Probably the hottest types of educational technologies these days are so-called smart classroom tools. These tools are becoming quite clever in their presentation, the types and quality of the questions they present to students, and the speed in which the answers are processed and presented back to teachers. But what pedagogy do they most often imply? What opportunities do such tools present to allow students to invent themselves?
That is not to say that the questions a classroom performance system asks of a student are not worth asking, or the answers worth knowing. There are lots of pedagogical goals which are excellently served by such systems. But Arthur C. Clarke once stated that "Any teacher that can be replaced by a machine should be!" This rather callous assessment of bad instruction might be revised somewhat...any pedagogical/learning goal which could be best delivered by a machine, should be. Most of the questions a teacher-driven performance system asks could be asked and taught quite successfully in the absence of the teacher. If, however, our instructional goal is for a student to process and present information, opinions, and products drawn onto a blank slate, then a teacher is required, and different tools should be selected.
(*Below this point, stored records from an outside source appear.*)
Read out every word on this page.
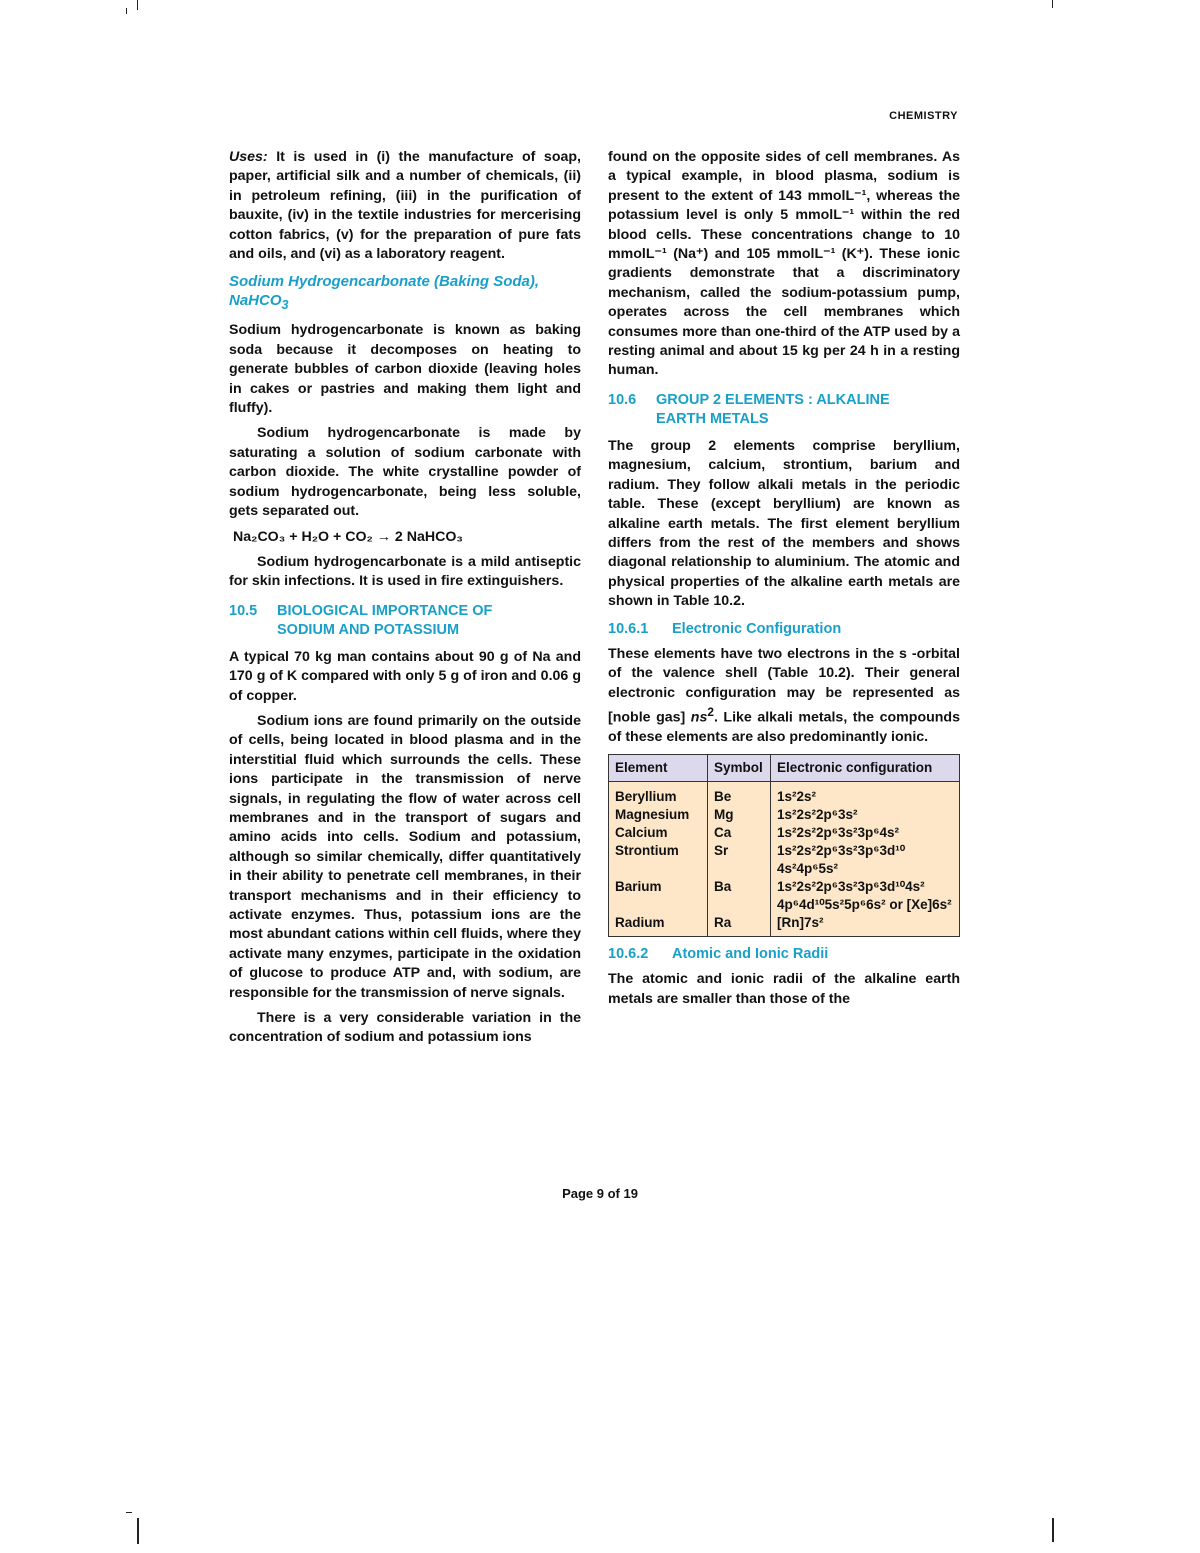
CHEMISTRY

Uses: It is used in (i) the manufacture of soap, paper, artificial silk and a number of chemicals, (ii) in petroleum refining, (iii) in the purification of bauxite, (iv) in the textile industries for mercerising cotton fabrics, (v) for the preparation of pure fats and oils, and (vi) as a laboratory reagent.

Sodium Hydrogencarbonate (Baking Soda), NaHCO$_3$

Sodium hydrogencarbonate is known as baking soda because it decomposes on heating to generate bubbles of carbon dioxide (leaving holes in cakes or pastries and making them light and fluffy).

Sodium hydrogencarbonate is made by saturating a solution of sodium carbonate with carbon dioxide. The white crystalline powder of sodium hydrogencarbonate, being less soluble, gets separated out.

Na₂CO₃ + H₂O + CO₂ → 2 NaHCO₃

Sodium hydrogencarbonate is a mild antiseptic for skin infections. It is used in fire extinguishers.

10.5 BIOLOGICAL IMPORTANCE OF
SODIUM AND POTASSIUM

A typical 70 kg man contains about 90 g of Na and 170 g of K compared with only 5 g of iron and 0.06 g of copper.

Sodium ions are found primarily on the outside of cells, being located in blood plasma and in the interstitial fluid which surrounds the cells. These ions participate in the transmission of nerve signals, in regulating the flow of water across cell membranes and in the transport of sugars and amino acids into cells. Sodium and potassium, although so similar chemically, differ quantitatively in their ability to penetrate cell membranes, in their transport mechanisms and in their efficiency to activate enzymes. Thus, potassium ions are the most abundant cations within cell fluids, where they activate many enzymes, participate in the oxidation of glucose to produce ATP and, with sodium, are responsible for the transmission of nerve signals.

There is a very considerable variation in the concentration of sodium and potassium ions

found on the opposite sides of cell membranes. As a typical example, in blood plasma, sodium is present to the extent of 143 mmolL⁻¹, whereas the potassium level is only 5 mmolL⁻¹ within the red blood cells. These concentrations change to 10 mmolL⁻¹ (Na⁺) and 105 mmolL⁻¹ (K⁺). These ionic gradients demonstrate that a discriminatory mechanism, called the sodium-potassium pump, operates across the cell membranes which consumes more than one-third of the ATP used by a resting animal and about 15 kg per 24 h in a resting human.

10.6 GROUP 2 ELEMENTS : ALKALINE
EARTH METALS

The group 2 elements comprise beryllium, magnesium, calcium, strontium, barium and radium. They follow alkali metals in the periodic table. These (except beryllium) are known as alkaline earth metals. The first element beryllium differs from the rest of the members and shows diagonal relationship to aluminium. The atomic and physical properties of the alkaline earth metals are shown in Table 10.2.

10.6.1 Electronic Configuration

These elements have two electrons in the s -orbital of the valence shell (Table 10.2). Their general electronic configuration may be represented as [noble gas] $ns^2$. Like alkali metals, the compounds of these elements are also predominantly ionic.

Element	Symbol	Electronic configuration
Beryllium	Be	1s²2s²
Magnesium	Mg	1s²2s²2p⁶3s²
Calcium	Ca	1s²2s²2p⁶3s²3p⁶4s²
Strontium	Sr	1s²2s²2p⁶3s²3p⁶3d¹⁰ 4s²4p⁶5s²
Barium	Ba	1s²2s²2p⁶3s²3p⁶3d¹⁰4s² 4p⁶4d¹⁰5s²5p⁶6s² or [Xe]6s²
Radium	Ra	[Rn]7s²
10.6.2 Atomic and Ionic Radii

The atomic and ionic radii of the alkaline earth metals are smaller than those of the

Page 9 of 19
This sort of examination of goals and implied pedagogy has, as its core, huge implications for instructional delivery and selection of appropriate tools. It also has huge implications for the current structure of instructional delivery. If we are selecting tools to place them in the hands of teachers to support the ways in which they already teach, then we're missing out on huge opportunities to improve efficiency, and better manage the advantages a teacher brings to a student. If we are selecting tools which simply support a student's ability to mash-up learning fragments rearranged for teacher consumption, then we have squandered an enormous opportunity for students to create, and in creating, re-define themselves.